S'y rendre. Les applications de covoiturage (Uber et Careem opèrent tous deux au Caire) sont le moyen le plus simple d'entrer et de sortir ; convenez du point de dépôt à l'avance, car les noms de rues ne sont pas systématiquement signalés et les chauffeurs peuvent connaître un complexe par son nom populaire plutôt que par son nom officiel. Les cimetières Nord et Sud sont distants de plusieurs kilomètres, avec la Citadelle entre eux – prévoyez deux sorties séparées, ou une longue journée, pas une seule promenade continue.
Espèces. Apportez des livres égyptiennes en petites coupures. Les billets pour les antiquités sur les sites principaux (Qaitbay, Barquq) sont à prix fixe et peu coûteux, mais les pourboires aux gardiens à Barsbay, Qurqumas et Shajar al-Durr sont en espèces et informels – personne n'a la monnaie d'un gros billet dans une ruelle du cimetière.
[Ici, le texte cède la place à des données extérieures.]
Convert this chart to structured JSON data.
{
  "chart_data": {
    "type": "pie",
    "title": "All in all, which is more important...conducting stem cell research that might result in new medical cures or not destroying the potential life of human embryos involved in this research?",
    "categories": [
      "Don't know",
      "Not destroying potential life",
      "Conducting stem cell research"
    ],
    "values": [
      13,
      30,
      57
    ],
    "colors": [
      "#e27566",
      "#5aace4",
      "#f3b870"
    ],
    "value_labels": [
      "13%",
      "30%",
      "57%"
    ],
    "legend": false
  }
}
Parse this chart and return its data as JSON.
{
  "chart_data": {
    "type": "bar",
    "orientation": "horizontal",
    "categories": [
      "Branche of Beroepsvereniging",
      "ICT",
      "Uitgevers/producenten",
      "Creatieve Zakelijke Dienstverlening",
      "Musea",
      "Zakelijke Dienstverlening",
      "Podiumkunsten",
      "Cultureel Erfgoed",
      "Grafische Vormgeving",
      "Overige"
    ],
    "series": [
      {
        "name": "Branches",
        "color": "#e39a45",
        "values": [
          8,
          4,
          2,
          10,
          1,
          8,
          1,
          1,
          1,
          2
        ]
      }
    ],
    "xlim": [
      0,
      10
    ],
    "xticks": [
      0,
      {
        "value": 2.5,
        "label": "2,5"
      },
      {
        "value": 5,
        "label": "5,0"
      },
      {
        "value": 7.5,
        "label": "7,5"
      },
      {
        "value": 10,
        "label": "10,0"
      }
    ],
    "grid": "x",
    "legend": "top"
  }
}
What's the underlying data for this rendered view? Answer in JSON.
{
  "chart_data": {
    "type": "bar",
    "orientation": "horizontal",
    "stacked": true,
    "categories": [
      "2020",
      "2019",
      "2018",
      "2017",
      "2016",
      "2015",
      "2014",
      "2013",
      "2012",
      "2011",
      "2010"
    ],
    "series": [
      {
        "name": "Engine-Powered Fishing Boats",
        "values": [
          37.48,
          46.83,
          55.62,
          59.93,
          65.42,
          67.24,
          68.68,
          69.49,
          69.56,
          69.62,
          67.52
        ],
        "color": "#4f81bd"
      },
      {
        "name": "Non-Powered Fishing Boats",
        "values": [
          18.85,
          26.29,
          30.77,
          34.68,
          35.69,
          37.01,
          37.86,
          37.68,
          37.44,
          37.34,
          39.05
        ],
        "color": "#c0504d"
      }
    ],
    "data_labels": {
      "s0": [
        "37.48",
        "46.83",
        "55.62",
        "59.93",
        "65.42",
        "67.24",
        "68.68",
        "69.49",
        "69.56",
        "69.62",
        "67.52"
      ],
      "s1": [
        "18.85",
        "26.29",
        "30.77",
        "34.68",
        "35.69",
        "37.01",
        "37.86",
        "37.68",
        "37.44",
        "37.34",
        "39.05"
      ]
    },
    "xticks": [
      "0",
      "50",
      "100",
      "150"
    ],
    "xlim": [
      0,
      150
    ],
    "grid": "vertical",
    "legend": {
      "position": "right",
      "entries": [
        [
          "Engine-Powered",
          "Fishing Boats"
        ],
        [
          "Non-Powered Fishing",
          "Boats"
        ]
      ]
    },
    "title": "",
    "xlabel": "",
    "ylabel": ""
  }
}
Moment et tenue. Les heures de prière ferment brièvement l'imam al-Shafi'i et interrompent l'activité dans les petites mosquées en activité ; vérifiez une application d'heures de prière avant de partir et prévoyez une marge autour de midi et du milieu de l'après-midi. Une tenue modeste – épaules et genoux couverts, un foulard pour les femmes dans les sanctuaires en activité – est attendue partout, pas seulement dans les mosquées.
Budget. Une demi-journée couvrant deux ou trois monuments du cimetière Nord plus le parc Al-Azhar ne coûte que quelques dollars en droits d'entrée et pourboires ; une visite guidée avec Walk Like An Egyptian ajoute le coût de la visite elle-même. Dans les deux cas, c'est l'une des demi-journées touristiques sérieuses les moins chères du Caire – le coût ici est le temps et la courtoisie, pas l'argent.